Designing fintech for the real India — the story of building FatakPay
About FatakPay
Overview
Key Contributions:
• Replaced agency-designed UI with a real user-friendly design
• Led design of 6+ core products/tools end-to-end
• Built internal design systems from scratch
• Collaborated directly with devs, QA, and leadership
• Elevated design from support role to core product strategy
The 20th hire, and poof — I became the go-to human for everything design.
Cracking jokes while cracking sprints.
April 2022
Streamlining User Onboarding
April - May 2022
Version 2.3
Birth of the signature card
₹ 2,500
Available Limit
Pay Now
Know More
₹ 500
Used Amount
01 Jun
Next Bill Date
Total Credit Limit
₹ 3,000
₹ 500
Current outstanding
Fig. 2.3. The unconventional shape
The design was unconventional and challenging to develop by code. After significant brainstorming, our dev asked me to export and deliver it as SVG, ensuring visual precision. This design soon became a core part of FatakPay's identity.
New Challenge:
The new card shape wasn’t just a design breakthrough—it stirred up a wave of ideas across teams.
Stakeholders, excited by its appeal, now wanted to cram everything onto it: total limit, used amount, available credit, dues, last billed amount, cashback, and even net fees.
Soon, the compact card evolved into an information-heavy block. To fit it all in, the card had to expand significantly—visually and vertically. This caused a ripple effect: the key CTAs like “Repay Now” or “View Statement” got pushed down the screen, violating Fitts’ Law—which essentially says that the farther and smaller a target is, the harder it is to click. In other words, we were trading usability for information overload.
Unhappy with this compromise, I questioned whether all these details were really necessary up front. But with the stakeholders keen to move forward, I complied with the expanded design—while simultaneously scouting for smarter, cleaner ways to achieve the same goals without sacrificing usability.

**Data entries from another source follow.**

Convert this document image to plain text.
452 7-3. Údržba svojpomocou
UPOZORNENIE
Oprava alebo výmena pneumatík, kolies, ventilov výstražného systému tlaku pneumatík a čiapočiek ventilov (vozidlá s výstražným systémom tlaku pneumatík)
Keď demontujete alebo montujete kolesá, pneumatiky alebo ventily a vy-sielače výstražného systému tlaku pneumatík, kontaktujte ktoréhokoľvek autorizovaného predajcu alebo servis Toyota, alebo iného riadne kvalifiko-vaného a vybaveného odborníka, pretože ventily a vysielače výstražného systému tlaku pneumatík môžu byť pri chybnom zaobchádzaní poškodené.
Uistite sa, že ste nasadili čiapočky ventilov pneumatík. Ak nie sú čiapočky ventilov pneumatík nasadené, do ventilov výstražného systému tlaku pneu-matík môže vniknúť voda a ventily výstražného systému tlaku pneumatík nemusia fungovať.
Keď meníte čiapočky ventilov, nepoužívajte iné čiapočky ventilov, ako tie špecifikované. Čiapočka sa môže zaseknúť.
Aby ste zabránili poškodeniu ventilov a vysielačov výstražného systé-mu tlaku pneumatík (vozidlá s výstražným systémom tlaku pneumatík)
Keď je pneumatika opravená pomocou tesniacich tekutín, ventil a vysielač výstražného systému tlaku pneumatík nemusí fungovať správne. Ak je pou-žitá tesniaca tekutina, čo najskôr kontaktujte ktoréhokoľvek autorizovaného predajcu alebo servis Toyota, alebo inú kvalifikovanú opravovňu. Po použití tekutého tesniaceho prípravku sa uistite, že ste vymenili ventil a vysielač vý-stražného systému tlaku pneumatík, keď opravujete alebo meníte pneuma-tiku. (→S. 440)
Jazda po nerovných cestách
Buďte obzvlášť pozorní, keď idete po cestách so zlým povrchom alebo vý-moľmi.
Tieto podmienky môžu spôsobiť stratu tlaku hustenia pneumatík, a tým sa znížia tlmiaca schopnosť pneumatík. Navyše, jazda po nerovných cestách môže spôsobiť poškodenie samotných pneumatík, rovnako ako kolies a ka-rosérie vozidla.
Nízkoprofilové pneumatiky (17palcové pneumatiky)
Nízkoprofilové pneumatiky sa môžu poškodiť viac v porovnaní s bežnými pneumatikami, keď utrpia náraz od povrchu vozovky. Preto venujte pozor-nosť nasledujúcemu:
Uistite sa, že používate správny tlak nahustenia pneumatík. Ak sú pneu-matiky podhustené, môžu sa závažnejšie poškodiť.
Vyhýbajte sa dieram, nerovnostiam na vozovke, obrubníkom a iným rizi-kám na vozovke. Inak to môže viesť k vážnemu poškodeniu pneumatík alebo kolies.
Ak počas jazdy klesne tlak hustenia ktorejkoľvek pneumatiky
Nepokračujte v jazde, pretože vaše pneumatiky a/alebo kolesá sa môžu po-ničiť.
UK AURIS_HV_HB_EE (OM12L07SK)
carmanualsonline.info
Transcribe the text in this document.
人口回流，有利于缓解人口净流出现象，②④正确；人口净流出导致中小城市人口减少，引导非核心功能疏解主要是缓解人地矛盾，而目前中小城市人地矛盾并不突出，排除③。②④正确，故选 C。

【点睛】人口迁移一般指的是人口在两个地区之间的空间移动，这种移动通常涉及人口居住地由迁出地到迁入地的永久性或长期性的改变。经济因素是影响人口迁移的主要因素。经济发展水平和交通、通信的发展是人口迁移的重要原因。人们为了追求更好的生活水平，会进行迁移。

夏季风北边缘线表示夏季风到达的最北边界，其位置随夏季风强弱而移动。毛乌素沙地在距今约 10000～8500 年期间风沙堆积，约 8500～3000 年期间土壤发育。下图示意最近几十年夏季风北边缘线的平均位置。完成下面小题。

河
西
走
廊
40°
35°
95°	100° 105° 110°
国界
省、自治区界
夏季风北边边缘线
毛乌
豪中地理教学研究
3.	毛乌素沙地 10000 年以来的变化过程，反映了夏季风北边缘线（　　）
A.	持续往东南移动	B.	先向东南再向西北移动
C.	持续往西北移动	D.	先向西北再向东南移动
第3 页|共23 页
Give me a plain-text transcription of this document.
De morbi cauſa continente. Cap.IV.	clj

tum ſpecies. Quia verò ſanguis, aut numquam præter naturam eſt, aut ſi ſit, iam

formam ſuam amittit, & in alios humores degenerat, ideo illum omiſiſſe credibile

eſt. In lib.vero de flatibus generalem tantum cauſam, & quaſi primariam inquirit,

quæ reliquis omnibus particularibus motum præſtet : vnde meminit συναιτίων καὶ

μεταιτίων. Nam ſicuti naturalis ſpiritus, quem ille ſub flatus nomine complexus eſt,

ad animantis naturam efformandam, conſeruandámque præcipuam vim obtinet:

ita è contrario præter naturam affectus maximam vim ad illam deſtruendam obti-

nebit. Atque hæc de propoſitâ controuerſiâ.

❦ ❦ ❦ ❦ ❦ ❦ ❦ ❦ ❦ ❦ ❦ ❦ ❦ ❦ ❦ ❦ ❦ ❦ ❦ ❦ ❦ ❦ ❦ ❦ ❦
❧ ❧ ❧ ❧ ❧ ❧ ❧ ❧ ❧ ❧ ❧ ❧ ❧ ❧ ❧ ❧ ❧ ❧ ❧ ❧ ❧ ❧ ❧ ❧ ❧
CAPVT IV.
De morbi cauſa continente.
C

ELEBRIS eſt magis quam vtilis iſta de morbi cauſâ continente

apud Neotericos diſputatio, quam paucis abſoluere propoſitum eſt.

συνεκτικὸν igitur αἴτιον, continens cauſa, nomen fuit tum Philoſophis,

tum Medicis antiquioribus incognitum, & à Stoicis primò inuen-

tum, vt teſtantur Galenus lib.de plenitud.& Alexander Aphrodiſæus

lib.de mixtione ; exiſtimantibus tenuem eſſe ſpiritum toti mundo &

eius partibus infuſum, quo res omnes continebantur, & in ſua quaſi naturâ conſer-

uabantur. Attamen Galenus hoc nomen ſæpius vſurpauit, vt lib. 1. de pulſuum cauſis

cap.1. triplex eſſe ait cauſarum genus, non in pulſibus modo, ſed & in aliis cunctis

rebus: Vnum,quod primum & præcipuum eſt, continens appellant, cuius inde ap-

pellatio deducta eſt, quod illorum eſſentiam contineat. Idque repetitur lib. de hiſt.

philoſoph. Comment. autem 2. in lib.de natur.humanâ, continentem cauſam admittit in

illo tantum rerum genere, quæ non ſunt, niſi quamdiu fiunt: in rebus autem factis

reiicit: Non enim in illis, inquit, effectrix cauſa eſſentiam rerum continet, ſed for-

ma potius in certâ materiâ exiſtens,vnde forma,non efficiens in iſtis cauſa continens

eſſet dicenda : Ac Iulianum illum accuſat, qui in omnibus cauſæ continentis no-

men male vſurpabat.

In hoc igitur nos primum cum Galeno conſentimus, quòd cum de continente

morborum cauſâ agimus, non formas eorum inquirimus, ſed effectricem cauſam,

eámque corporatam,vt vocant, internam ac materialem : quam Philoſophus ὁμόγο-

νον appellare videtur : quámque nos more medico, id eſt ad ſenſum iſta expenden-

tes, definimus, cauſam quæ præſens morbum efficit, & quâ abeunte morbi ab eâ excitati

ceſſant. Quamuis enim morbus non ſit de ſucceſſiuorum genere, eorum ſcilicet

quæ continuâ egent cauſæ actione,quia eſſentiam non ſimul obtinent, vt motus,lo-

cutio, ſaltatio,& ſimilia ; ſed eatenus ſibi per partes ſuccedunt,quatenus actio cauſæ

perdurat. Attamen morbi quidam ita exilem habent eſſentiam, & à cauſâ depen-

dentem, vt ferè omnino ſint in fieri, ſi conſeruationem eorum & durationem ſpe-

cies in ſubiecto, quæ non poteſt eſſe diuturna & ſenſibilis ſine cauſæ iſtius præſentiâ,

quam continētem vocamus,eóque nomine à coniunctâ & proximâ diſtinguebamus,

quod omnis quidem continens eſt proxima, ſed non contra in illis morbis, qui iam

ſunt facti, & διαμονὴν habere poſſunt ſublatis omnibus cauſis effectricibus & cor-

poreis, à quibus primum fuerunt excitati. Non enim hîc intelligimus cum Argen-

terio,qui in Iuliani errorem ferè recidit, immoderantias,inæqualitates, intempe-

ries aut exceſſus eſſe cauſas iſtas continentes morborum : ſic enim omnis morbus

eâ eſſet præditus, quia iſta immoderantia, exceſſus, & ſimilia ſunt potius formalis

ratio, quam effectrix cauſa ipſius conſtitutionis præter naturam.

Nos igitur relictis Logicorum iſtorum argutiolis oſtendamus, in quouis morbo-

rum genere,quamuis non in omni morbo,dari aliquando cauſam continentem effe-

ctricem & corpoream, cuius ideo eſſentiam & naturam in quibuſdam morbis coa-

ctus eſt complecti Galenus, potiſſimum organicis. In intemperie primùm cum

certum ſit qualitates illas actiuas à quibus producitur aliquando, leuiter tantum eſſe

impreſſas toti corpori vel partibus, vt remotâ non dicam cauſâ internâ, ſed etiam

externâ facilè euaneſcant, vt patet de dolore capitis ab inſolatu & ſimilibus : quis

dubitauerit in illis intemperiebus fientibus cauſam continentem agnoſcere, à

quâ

Fig. 2.3. A long, content-dense card
NEW DESIGN
September 2022
Driving Repayments through Gamification
Fig.3.1. Small gamified experience to promote repayments


Fig.3.2. Animations used to attract attention
The Result:
While the impact wasn’t measured (as FatakEMI soon entered development), this model opened the door to story-based design thinking — blending visuals, aspiration, and product growth into one frame.
February 2023
Launching FatakEMI
Fig.4.1. FatakEMI offers larger loans with flexible EMIs.
What I Learned:
Designing this taught me how Tier 3 users think about money, what trust means in digital lending, and how risk, defaults, and recovery are managed behind the scenes.
Bonus Insight:
FatakEMI’s KYC was stricter, and its launch raised an important question: How do we let users choose between FatakCredit and FatakEMI?
For a while, the journey felt clunky — but it led us to completely rethink the user flow in the coming months.
March 2023
Version 4.8
Rethinking the Journey: A Unified Home
The Trigger:
The launch of FatakEMI meant more complexity. Now we had two products — FatakCredit and FatakEMI
FatakCredit — a short-term, small-ticket loan for workers earning under Rs. 30K/month, repaid at salary date or month-end.
FatakEMI — a larger loan with EMI-based repayments over time.
Each with its own user types and verification flows. The earlier journey couldn’t handle this scale.
The Problem:
If users failed KYC or weren’t eligible, they hit a dead end: a rejection screen and no reason to stay. We were losing potential users at the door.
The Solution:
In a pivotal stakeholder meeting, I proposed a unified onboarding journey that leads all users to a single interactive “Home Screen” — no matter which product they were eligible for. From there, journeys could diverge based on their choice.


What Changed:
▫️ Even rejected users now had something to explore — credit scores, offers, gold loans, mutual funds, and more.
▫️ The bottom navigation was redesigned to house this broader ecosystem.
Design Philosophy:
I wanted to break away from the cold, corporate look of most fintech apps. This UI was warm, intuitive, and friendly — tailored for non-tech-savvy users from Tier 2/3 cities.
July 2023
Entering HR Tech with a Built-in HRM System





Fig. 6.1. Geo-tagged attendance? FatakPay handles that in-app.
Fig.6.2. HRM SaaS Platform for easy management.
Fig.6.3.The new bottom navigation with 'Self-transfer' feature.
On September 11, I closed my FatakPay chapter — grateful for the lessons learned under relentless pressure, yet eager for a new challenge. I wanted to trade the comfort of being the only designer for the thrill of collaborating in a real design team, to grow not just in skill, but in the art of teamwork.